Complete Voice Session Flow

This example shows how to manage a voice session from start to finish:

voice_session_flow.py
1import time
2from paygent_sdk import Client
3from paygent_sdk.models import CustomerCreateOrGetRequest
4from paygent_sdk.constants import ServiceProvider, DeepgramSTTModels, AmazonPollyTTSModels
5
6client = Client(api_key="your-paygent-api-key")
7
8customer_id = "customer-123"
9agent_id = "voice-agent-id"
10
11# 1. Create or Get Customer (Automated)
12client.create_or_get_customer(CustomerCreateOrGetRequest(
13 name="Customer Name",
14 external_id=customer_id
15))
16
17# 2. Define a unique session ID
18# Use your own unique session ID for this customer (e.g., call SID or UUID)
19session_id = f"voice_call_{int(time.time() * 1000)}"
20
21# 3. Initialize Voice Session
22client.initialize_voice_session(session_id, agent_id, customer_id)
23
24# 4. Track User Speech (STT Usage)
25client.track_voice_stt(session_id, {
26 'serviceProvider': ServiceProvider.DEEPGRAM,
27 'model': DeepgramSTTModels.NOVA_2,
28 'plan': 'default',
29 'audioDuration': 20 # audio duration in minutes
30})
31
32# 5. Track AI Processing (LLM Usage)
33client.track_voice_llm(session_id, {
34 'serviceProvider': ServiceProvider.OPENAI,
35 'model': 'gpt-4o',
36 'plan': 'default',
37 'promptTokens': 1000,
38 'completionTokens': 500
39})
40
41# 6. Track AI Speech (TTS Usage)
42client.track_voice_tts(session_id, {
43 'serviceProvider': ServiceProvider.AMAZON_POLLY,
44 'model': AmazonPollyTTSModels.NEURAL,
45 'plan': 'default',
46 'character_count': 28000
47})
48
49# 7. Final Step: Set Indicator with Call Duration (Minutes)
50client.set_voice_indicator(session_id, "voice_call_completed", 0.5)

How it Works

Step 1 — On-the-fly Onboarding

The create_or_get_customer method allows for frictionless user onboarding. If a customer with the external_id doesn’t exist, Paygent creates one automatically.

Step 2 — Session Context

initialize_voice_session sets up a billing context for the call. This ensures all subsequent STT, LLM, and TTS usage is grouped under this single call session.
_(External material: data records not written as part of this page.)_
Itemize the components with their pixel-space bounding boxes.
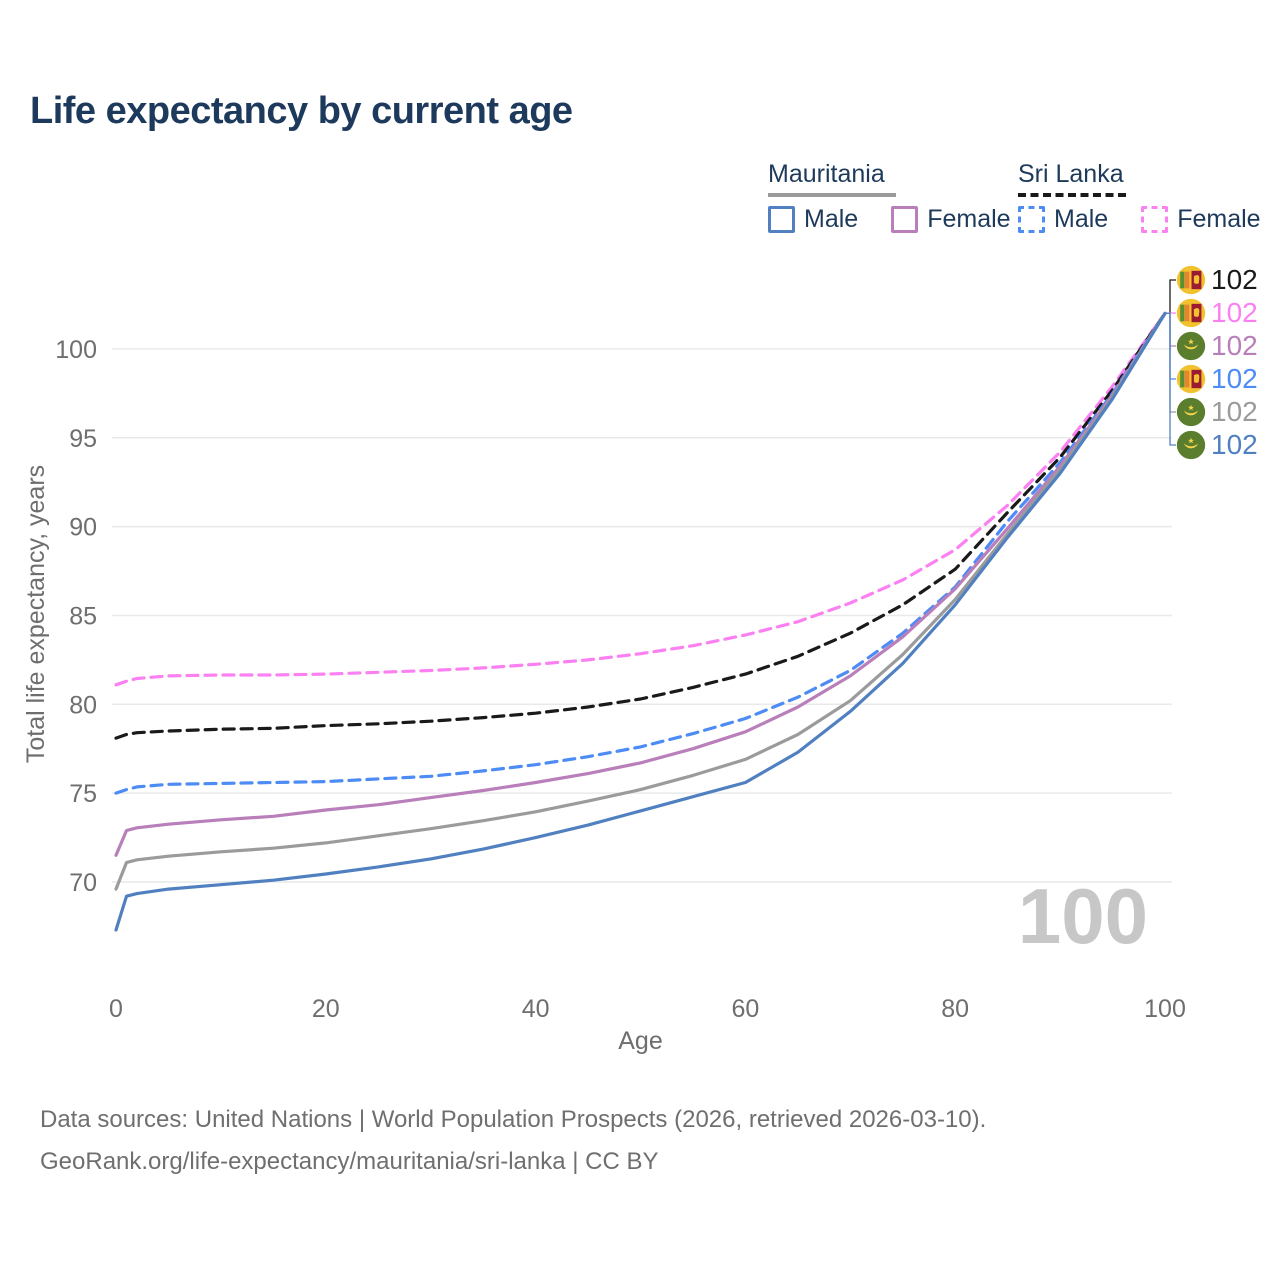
legend-country-label: Sri Lanka: [1018, 160, 1124, 188]
end-value: 102: [1211, 297, 1258, 328]
mauritania-flag-icon: [1176, 397, 1206, 427]
end-label-row: 102: [1176, 430, 1258, 460]
series-line-sri-lanka-both[interactable]: [114, 311, 1167, 740]
legend-item-label[interactable]: Female: [1177, 205, 1261, 233]
mauritania-flag-icon: [1176, 331, 1206, 361]
sri-lanka-flag-icon: [1176, 265, 1206, 295]
legend-group-sri-lanka[interactable]: Sri Lanka: [1018, 160, 1126, 197]
legend-group-mauritania[interactable]: Mauritania: [768, 160, 896, 197]
end-label-row: 102: [1176, 397, 1258, 427]
legend-items-mauritania: Male Female: [768, 205, 1011, 234]
legend-country-label: Mauritania: [768, 160, 885, 188]
attribution-note: GeoRank.org/life-expectancy/mauritania/s…: [40, 1148, 659, 1175]
age-watermark: 100: [1018, 872, 1148, 960]
series-line-mauritania-female[interactable]: [114, 311, 1167, 857]
end-label-row: 102: [1176, 298, 1258, 328]
legend-items-sri-lanka: Male Female: [1018, 205, 1261, 234]
sri-lanka-female-swatch[interactable]: [1141, 206, 1169, 233]
x-tick-label: 0: [109, 995, 123, 1023]
legend-item-label[interactable]: Female: [927, 205, 1011, 233]
end-label-row: 102: [1176, 265, 1258, 295]
x-tick-label: 40: [522, 995, 550, 1023]
legend-item-label[interactable]: Male: [1054, 205, 1109, 233]
end-value: 102: [1211, 330, 1258, 361]
y-tick-label: 90: [69, 514, 97, 542]
legend-item-label[interactable]: Male: [804, 205, 859, 233]
sri-lanka-flag-icon: [1176, 298, 1206, 328]
y-tick-label: 70: [69, 869, 97, 897]
y-axis-title: Total life expectancy, years: [22, 465, 50, 763]
series-line-mauritania-both[interactable]: [114, 311, 1167, 891]
mauritania-solid-line-swatch: [768, 193, 896, 197]
end-value: 102: [1211, 363, 1258, 394]
data-sources-note: Data sources: United Nations | World Pop…: [40, 1106, 987, 1133]
end-value: 102: [1211, 396, 1258, 427]
y-tick-label: 95: [69, 425, 97, 453]
end-label-row: 102: [1176, 364, 1258, 394]
series-line-mauritania-male[interactable]: [114, 311, 1167, 932]
sri-lanka-dashed-line-swatch: [1018, 193, 1126, 197]
end-value: 102: [1211, 429, 1258, 460]
end-label-row: 102: [1176, 331, 1258, 361]
sri-lanka-male-swatch[interactable]: [1018, 206, 1045, 233]
x-tick-label: 20: [312, 995, 340, 1023]
x-axis-title: Age: [618, 1027, 662, 1055]
end-label-connector: [1165, 279, 1176, 315]
mauritania-male-swatch[interactable]: [768, 206, 795, 233]
chart-plot-area: 70 75 80 85 90 95 100 0 20 40 60 80 100 Age Total life…: [22, 279, 1186, 1055]
y-tick-label: 100: [55, 336, 97, 364]
sri-lanka-flag-icon: [1176, 364, 1206, 394]
mauritania-female-swatch[interactable]: [891, 206, 919, 233]
mauritania-flag-icon: [1176, 430, 1206, 460]
page-title: Life expectancy by current age: [30, 90, 573, 132]
y-tick-label: 85: [69, 603, 97, 631]
end-label-connector: [1165, 312, 1176, 446]
end-value: 102: [1211, 264, 1258, 295]
series-line-sri-lanka-female[interactable]: [114, 311, 1167, 687]
y-tick-label: 80: [69, 691, 97, 719]
x-tick-label: 80: [941, 995, 969, 1023]
x-tick-label: 100: [1144, 995, 1186, 1023]
series-line-sri-lanka-male[interactable]: [114, 311, 1167, 795]
y-tick-label: 75: [69, 780, 97, 808]
x-tick-label: 60: [731, 995, 759, 1023]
Step 3 — Detailed Analytics

Track every event within the voice pipeline. Paygent provides deep insights into which models are being used and the associated costs in real-time.

Step 4 — Final Outcome

Finalize the session with set_voice_indicator. Use the duration or outcome-based indicators to accurately bill your customers.